The disease is generally contracted by the bites of infected rats and less often by other S. moniliformis hosts (gerbils, squirrels etc.>/i>). It can also be transmitted via ingestion of rat excrement through contaminated water, milk or food, in which case the contracted disease is called Haverhill fever. Streptobacillus moniliformis is predominantly present in the pharynx of the rats, but is also found in blood cultures and on arthritic or skin exudates.
Diagnosis is based on characteristic growth, fatty acid profiles obtained by gas-liquid chromatography, blood antibody tests (agglutinating antibodies appearing from the 10th day) and to a lesser extent, on molecular detection of the germ.
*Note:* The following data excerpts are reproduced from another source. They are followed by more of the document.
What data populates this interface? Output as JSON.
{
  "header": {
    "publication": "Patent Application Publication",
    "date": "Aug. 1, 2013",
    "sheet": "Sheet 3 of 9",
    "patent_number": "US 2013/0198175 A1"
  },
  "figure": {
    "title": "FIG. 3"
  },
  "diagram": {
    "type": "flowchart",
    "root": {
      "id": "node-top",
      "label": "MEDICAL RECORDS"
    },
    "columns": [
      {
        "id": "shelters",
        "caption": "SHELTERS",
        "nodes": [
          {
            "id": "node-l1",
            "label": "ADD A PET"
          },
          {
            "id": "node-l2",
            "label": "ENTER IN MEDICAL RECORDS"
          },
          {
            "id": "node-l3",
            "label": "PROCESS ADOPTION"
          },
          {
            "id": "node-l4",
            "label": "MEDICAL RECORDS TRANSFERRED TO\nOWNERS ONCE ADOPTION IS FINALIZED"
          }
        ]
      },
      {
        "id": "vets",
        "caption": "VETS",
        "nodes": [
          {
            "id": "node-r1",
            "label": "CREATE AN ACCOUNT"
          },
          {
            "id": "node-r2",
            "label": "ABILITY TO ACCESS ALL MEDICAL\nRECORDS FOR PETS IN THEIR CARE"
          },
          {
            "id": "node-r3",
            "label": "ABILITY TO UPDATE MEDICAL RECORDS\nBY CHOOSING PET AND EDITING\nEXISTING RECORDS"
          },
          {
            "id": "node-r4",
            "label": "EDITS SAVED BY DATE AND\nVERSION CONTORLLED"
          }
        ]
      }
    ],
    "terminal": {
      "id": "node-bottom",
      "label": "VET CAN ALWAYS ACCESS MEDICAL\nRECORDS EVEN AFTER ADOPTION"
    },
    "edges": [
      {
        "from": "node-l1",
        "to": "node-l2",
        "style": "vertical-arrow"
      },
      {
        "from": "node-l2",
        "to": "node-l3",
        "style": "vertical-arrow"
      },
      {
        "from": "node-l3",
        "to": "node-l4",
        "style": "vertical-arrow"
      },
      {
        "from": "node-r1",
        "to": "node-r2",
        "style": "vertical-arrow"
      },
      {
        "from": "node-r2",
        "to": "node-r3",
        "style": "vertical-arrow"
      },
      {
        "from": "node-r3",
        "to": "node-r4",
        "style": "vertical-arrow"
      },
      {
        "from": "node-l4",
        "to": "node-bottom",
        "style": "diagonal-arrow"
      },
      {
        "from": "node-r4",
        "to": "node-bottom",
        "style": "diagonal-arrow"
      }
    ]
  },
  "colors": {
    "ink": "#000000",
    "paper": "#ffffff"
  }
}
The differential diagnosis includes spirillary RBF (Sudoku; see this term) and several bacterial and viral infections (Lyme disease, leptospirosis, brucellosis, Rocky Mountain spotted fever, malaria, typhoid fever (see these terms), S. pyogenes and S. pyogenes-associated diseases, S. aureus infection, disseminated gonorrhea, meningococcemia, viral exanthemas, secondary syphilis, Epstein-Barr virus and coxsackieviruses).
Management and treatment
Management requires a prophylactic (avoiding direct or indirect contact with host animals) and therapeutic approach (local treatment and antimicrobial therapy). The most effective antibiotic treatment is penicillin G administration in non-allergic patients and tetracycline and streptomycin in penicillin-allergic patients.
Prognosis is excellent if the disease is treated. If left untreated, RBF carries a mortality rate of 13% due to complications.